THE specter of Vietnam looms large as Secretary of State James Baker has acknowledged that the US will now keep a long-term military presence in the Persian Gulf. Almost 100,000 US troops are already there. Those who raise the prospect of another quagmire like Vietnam point to an open-ended, escalating commitment. But there is another parallel to Vietnam: the budget process.
Prior to sending US forces to Vietnam, 1965 was to be a prosperous year. But Lyndon Johnson seriously underestimated Vietnam's cost. As the cost rose, neither the president nor Congress would make hard choices about the nation's priorities.
Budget decisions reflect a government's priorities. Ideally, budget talks such as those today between the White House and Congress determine resources for the country. The budget process is the occasion to make choices and help with debating the role the US will play in a post-cold-war world where regional instability is a danger. A debate on the budget must not be avoided.
In 1965 and 1990, military costs were undertaken at a time of high hopes for domestic spending. With the improvement of US-Soviet relations, the military ``peace dividend'' has been viewed by some as a source for reducing the budget deficit or financing the savings and loan bailout. Others think the ``peace dividend'' will provide resources.
Similar hopes existed in 1965 when military cuts were seen as the key to Great Society programs. Big cuts in the 1965 defense budget brought a surplus. A cut in 1966 allowed President Johnson to reallocate monies.
However, a tough war meant Mr. Johnson had to commit more American soldiers to South Vietnam. At the beginning of 1965, there were 24,000 US military advisers. By the end of 1965, there were 185,000 US troops. The military needs in Vietnam resulted in greater pressure on Johnson to divert US resources away from domestic programs.
But instead of cutting back on domestic programs, Johnson sought to avoid congressional or public debate on policy and therefore reduced neither war nor social spending. In July 1965, he told congressional leaders they would ``get the bill later.'' Hardly anyone in Congress challenged this, or asked for cost estimates.
The first bill for Vietnam came in January 1966: $12.5 billion - more than anyone had thought. Even as war costs skyrocketed, Johnson insisted the US could afford ``guns and butter.''
But the quick increase in military costs overheated the economy, diverted resources from the domestic to the military sector, accelerated inflation for a decade, and exacerbated the balance of payments problem. Ultimately, these problems significantly undermined the government's ability to fund sufficiently many of the Great Society programs.
Johnson prevented a debate on policy priorities, refused to make tough budget decisions, and avoided political conflict between foreign policy and domestic needs. But avoiding hard decisions is only a short-term method. Johnson had to choose between the war and domestic programs. In 1968, he chose to reduce America's commitment in Vietnam; by then it was too late.

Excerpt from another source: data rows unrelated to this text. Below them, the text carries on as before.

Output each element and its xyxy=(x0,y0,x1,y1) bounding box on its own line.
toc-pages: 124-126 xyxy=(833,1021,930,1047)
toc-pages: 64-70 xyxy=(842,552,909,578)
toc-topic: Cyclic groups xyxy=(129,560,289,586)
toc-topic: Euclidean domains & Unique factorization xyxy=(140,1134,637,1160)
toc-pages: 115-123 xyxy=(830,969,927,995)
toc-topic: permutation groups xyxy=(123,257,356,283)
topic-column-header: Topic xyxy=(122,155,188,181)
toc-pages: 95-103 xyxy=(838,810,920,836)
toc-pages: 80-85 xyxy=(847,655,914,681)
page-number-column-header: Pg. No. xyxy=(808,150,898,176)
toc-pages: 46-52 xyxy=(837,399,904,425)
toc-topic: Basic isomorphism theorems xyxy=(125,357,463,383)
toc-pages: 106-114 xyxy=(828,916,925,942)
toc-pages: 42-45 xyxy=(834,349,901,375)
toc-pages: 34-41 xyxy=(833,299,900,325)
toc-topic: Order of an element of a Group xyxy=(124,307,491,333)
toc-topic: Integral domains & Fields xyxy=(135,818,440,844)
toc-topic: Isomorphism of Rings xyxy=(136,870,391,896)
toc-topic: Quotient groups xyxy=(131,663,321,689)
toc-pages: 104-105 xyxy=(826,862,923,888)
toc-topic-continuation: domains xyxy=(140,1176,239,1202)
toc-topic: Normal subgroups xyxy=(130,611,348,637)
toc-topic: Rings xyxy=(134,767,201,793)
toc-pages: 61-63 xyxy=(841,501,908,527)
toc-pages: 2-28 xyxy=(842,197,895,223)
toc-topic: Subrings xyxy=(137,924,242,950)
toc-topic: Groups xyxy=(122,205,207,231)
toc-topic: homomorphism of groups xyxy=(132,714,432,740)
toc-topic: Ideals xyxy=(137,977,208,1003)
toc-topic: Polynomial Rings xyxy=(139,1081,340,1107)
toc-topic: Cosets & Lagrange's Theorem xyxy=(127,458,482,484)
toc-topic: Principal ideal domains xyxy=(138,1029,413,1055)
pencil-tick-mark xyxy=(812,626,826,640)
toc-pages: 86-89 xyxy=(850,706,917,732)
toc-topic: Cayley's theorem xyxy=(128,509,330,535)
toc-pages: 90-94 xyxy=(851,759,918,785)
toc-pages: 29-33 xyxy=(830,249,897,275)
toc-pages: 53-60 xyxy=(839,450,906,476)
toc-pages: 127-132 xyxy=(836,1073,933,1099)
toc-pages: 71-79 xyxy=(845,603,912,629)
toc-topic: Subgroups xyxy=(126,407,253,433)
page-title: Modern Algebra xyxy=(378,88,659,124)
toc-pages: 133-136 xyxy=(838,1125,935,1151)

In the fall of 1990, the US also faces a policy dilemma. Given the size of the deficit, an uncertain economy, and pressures for federal spending, certain sacrifices and trade-offs are needed. But will President Bush and the Congress face them? Expectations may have to be curbed. But will they have the political courage to determine America's priorities?
To avoid debate, as Johnson did, only hurts the country. Unlike Johnson, at least Mr. Bush and Congress agree the budget is important. The Pentagon's admission that US military operations in the Gulf will cost $2.5 billion (not $1.2 billion) by the end of September is honest.
Mr. Bush must continue to be honest about military costs. Using the Iraqi invasion as an excuse to protect armies and high-tech weapons will make it hard to arrive at a realistic budget. Nor must the Democrats use the ``peace dividend'' as an excuse to preserve all domestic spending. Members of both parties should not postpone dealing with these issues, despite special interests.
Doing nothing is no solution. For Republicans or Democrats to rely on the Gramm-Rudman-Hollings budget-amending formula, which calls for across-the-board spending cuts, is to make the same mistake of Johnson did: tough choices are ignored. Gramm-Rudman cuts ``equally,'' regardless of priorities or values.
As debate broadens to discuss America's world role, and federal spending, economics and the budget must be central. Hard choices about the US military posture and foreign policy and domestic priorities must be made. As Johnson found, these decisions only get more difficult.